For some mysterious reason, one of those ads was for DampRid Moisture Absorber. I get it: I live in Florida, so it must be musty in my closet. No problem there, but
over the course of a single evening watching "Tale," I saw the exact same 30-sec DampRid commercial not once, not twice—but 15 times! Rinse and repeat.
That happened again with
other ads during other binge sessions.
It’s entirely possible that Hulu doesn’t have that many advertisers to play with for viewers like me (and has to rotate the same commercials
over and over again). But I’m wondering if it's not actually experimenting on me. Testing how much I can endure before kicking in another $4 to get a commercial-free version of Hulu—or
(gasp!) calling it quits altogether and switching my allegiance to Netflix and Amazon Prime.
Have you had the same experience?
There may be something else at play.
The two-factor (wear-in/wear-out) theory that's underpinned the notion of capping frequency for the past 50 years isn’t the only game in town. There are other models that suggest instead of
wearing out, the impact of an ad campaign continues to grow past a certain number of exposures—albeit not at the same rate.
Frequency needs to be monitored and controlled here, too, but
not for the same reasons.

If you wanted to plot the impact of
an ad against its frequency, you wouldn’t get an inverted U-curve with these alternate models, but a negative exponential curve or an S-curve, indicative of diminishing returns. People
don’t turn away from the brand after three or four exposures in that scenario, but that fifth exposure simply does not offer the same bang for the extra buck. So you might as well spend it
elsewhere.
Now, if Hulu and its programmatic partners make it cheap enough for advertisers to purchase that fifth (sixth and seventh, etc.) exposure, it opens up the floodgates.

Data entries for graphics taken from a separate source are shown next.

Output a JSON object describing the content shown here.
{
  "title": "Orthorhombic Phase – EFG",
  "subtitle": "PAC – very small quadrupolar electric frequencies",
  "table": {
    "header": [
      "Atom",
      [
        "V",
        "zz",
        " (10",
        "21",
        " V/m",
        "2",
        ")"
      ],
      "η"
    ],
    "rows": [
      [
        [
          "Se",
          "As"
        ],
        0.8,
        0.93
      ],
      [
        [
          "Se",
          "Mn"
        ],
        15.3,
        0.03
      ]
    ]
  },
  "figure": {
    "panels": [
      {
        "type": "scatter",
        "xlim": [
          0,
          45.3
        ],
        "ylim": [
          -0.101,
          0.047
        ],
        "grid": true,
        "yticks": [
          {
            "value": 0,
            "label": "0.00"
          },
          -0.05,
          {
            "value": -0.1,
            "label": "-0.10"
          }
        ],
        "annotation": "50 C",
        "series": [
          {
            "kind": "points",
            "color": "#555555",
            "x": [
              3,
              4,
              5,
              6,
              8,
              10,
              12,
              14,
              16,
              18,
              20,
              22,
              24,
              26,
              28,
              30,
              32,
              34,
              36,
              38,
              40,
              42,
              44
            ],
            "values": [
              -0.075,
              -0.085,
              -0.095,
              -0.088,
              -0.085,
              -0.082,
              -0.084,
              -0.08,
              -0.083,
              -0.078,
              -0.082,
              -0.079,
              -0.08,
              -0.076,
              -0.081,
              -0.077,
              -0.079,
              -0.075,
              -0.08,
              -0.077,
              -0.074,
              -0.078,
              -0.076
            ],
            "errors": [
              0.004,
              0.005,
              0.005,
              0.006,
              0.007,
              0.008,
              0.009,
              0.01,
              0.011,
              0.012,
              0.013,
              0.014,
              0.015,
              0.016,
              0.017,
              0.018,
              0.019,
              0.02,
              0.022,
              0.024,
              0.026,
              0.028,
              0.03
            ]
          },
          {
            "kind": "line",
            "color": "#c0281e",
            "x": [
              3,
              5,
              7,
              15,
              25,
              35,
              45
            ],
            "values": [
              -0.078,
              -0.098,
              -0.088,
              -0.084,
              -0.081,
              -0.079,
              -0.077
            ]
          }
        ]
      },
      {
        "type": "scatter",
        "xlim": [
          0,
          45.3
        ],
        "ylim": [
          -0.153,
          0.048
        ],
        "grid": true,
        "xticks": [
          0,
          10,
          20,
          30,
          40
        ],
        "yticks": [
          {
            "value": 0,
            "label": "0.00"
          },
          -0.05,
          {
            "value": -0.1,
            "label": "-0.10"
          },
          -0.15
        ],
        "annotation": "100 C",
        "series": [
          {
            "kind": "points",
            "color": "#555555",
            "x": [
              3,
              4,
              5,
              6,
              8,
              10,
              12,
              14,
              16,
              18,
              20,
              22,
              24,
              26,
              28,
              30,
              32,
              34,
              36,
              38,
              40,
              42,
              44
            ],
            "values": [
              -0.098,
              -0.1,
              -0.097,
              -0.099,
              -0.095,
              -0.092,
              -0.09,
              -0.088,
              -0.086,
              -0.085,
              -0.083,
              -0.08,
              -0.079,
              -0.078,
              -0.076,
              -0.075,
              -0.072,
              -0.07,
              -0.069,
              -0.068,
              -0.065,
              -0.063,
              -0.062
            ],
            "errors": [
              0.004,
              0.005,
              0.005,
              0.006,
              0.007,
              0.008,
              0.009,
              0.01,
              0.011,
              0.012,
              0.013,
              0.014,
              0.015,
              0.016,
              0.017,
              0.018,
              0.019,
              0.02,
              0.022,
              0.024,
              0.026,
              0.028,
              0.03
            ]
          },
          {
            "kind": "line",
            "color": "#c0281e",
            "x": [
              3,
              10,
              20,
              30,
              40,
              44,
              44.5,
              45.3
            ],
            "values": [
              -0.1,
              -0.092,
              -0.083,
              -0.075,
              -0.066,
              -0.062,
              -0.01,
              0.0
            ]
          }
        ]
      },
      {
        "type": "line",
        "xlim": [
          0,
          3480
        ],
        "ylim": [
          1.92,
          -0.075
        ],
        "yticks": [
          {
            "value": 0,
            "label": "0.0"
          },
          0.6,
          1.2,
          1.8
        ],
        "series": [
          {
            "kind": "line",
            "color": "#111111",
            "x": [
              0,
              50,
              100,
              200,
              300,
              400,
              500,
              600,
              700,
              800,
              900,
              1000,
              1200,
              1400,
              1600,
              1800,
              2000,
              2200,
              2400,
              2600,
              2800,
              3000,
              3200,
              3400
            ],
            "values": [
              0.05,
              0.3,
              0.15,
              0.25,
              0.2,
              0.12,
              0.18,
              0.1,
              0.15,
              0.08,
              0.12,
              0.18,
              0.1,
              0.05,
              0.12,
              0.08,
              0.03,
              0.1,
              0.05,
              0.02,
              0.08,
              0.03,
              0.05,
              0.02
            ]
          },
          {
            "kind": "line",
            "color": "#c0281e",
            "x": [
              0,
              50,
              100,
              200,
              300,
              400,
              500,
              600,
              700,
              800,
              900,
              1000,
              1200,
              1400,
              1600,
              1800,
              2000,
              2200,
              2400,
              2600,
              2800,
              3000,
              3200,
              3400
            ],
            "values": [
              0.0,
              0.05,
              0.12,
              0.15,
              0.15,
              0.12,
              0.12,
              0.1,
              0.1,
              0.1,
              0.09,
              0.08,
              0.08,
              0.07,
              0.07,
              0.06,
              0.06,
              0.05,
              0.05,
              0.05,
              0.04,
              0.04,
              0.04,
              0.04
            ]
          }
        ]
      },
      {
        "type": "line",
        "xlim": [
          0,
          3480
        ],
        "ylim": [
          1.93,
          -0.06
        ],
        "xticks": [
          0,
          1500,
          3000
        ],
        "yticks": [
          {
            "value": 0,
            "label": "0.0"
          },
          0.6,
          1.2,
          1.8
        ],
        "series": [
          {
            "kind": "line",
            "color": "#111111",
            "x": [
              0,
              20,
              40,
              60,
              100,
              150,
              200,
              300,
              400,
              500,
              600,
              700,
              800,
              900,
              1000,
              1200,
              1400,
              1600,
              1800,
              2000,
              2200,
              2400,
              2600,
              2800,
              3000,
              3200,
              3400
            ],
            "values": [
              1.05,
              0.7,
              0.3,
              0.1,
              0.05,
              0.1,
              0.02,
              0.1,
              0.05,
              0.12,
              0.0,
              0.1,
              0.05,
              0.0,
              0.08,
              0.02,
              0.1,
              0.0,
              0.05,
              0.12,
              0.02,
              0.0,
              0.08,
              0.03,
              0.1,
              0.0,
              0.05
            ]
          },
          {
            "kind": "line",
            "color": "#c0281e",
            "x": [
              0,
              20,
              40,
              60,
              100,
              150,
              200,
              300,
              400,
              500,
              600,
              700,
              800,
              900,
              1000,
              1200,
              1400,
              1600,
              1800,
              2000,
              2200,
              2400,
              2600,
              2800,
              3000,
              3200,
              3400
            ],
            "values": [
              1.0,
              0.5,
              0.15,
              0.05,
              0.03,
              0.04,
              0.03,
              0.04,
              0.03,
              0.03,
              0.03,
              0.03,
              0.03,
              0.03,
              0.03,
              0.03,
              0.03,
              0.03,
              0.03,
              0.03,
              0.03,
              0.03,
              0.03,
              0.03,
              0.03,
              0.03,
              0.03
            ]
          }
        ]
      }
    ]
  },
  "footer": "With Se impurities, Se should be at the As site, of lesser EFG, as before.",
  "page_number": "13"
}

All of those models have been around for a long time, and have been studied extensively, but not in the context of
today’s complex and evolving ecosystem.
How would you define impact today? Higher repetition might be good for recall online, but bad for attention on TV. It might be good for short-term
purchases, but bad for long-term brand equity. You might end up with different curves for each of those sub-metrics.
Pick an ad for a car manufacturer rather than a household cleaning product,
or focus on newbies rather than people already familiar with the brand. You might get even more variations in your results.
Look, I’m writing this article and mentioning
DampRid, so that brand is now burned in my brain. I’m not sure it would have been after only three exposures. Will I purchase it next time I’m at the store? Maybe. Will I switch to a
commercial-free streaming experience soon? Maybe.
But it feels like Hulu and other digital video providers are essentially bypassing the lab these days and playing with fire — running
large-scale, live experiments on a dangerous topic: testing people’s patience. That’s a big bet.
It can have far-reaching consequences for them, their technology and
programming partners, as well as the brands that advertise with them. They might be ahead of the curve, but they’d better hope the curve doesn’t go inverted on them!